In previous code, IStudentsRepository is contamined with a type belong to the infrastructure layer (StudentRecord) and a type belong to application or presentation layer (StudentsRequest). A better code could be:

///////////////////////////////////////////////////////////
// in domain layer

public interface IStudentsRepository
{
  IEnumerable<Student> GetTopStudents(uint topLimit);
}

///////////////////////////////////////////////////////////
// in infrastructure layer

public class StudentsRepository : IStudentsRepository
{
  public IEnumerable<Student> GetTopStudents(uint topLimit)
  {
    var studentRecords = ...;
    var students = MapToDomainObjects(studentRecords);
    return students;
  }

  // other code
}

///////////////////////////////////////////////////////////
// in application layer

public class SomeService
{
  private readonly IStudentsRepository students;

  public IEnumerable<Student> GetBestStudent(GetTopStudentsRequest request)
  {
    var students = students.GetTopStudents(request.top);
    return students;
  }

  // other code
}

One important detail here: Call to MapToDomainObjects was moved from SomeService to StudentsRepository. In this way, the repository is forced to reply in terms of the domain.

Use the right terminology is not an aesthetic problem. It has important consequences. It guides you to implement in one specific direction.

Mistake 4: Use repositories

Repository pattern has limitations. Please, read again the first fact about it: One repository is tied to one aggregate root. What can we do when we need a query that combines two or more aggregate roots? It is easy to find use cases for those queries, like a report section in a program.

Use cases like reporting could be better handled with specific services.
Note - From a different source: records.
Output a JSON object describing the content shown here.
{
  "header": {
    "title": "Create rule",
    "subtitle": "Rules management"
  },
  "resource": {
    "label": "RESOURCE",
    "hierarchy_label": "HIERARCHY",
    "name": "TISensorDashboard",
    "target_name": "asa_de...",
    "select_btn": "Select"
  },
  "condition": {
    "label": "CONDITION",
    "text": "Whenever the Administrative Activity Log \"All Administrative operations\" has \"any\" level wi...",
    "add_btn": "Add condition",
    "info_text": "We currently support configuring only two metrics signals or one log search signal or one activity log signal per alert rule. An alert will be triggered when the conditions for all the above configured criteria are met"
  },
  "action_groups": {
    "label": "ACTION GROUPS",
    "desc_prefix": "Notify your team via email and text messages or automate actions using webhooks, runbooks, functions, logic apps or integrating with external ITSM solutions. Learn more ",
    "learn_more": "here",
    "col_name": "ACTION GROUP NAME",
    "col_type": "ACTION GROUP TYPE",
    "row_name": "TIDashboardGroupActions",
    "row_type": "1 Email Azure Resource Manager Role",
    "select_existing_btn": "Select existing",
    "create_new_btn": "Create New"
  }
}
Even more, those services could be defined out domain layer, and be implemented with libraries different to EF, like Dapper, more efficient in these cases.

What about other cases? If a use case in your application layer needs to perform queries or changes that involves two or more aggregate roots, you can use Unit of Works (UoW) in your solution. You can read about common mistakes with UoW here.

Final comments

Having a common repository interface and implementation could be see as a good example of DRY principle. If we want to read entities by Id, why do not have only one implementation? Yes, until you must deal with an entity with a more natural identity. For example, email addresses could be a natural identity of some system users. And this is the reason DRY is not easily applied here: Even when all entities are by nature similar from the infrastructure point of view (at the end, all are records in tables), they are different form the domain point of view.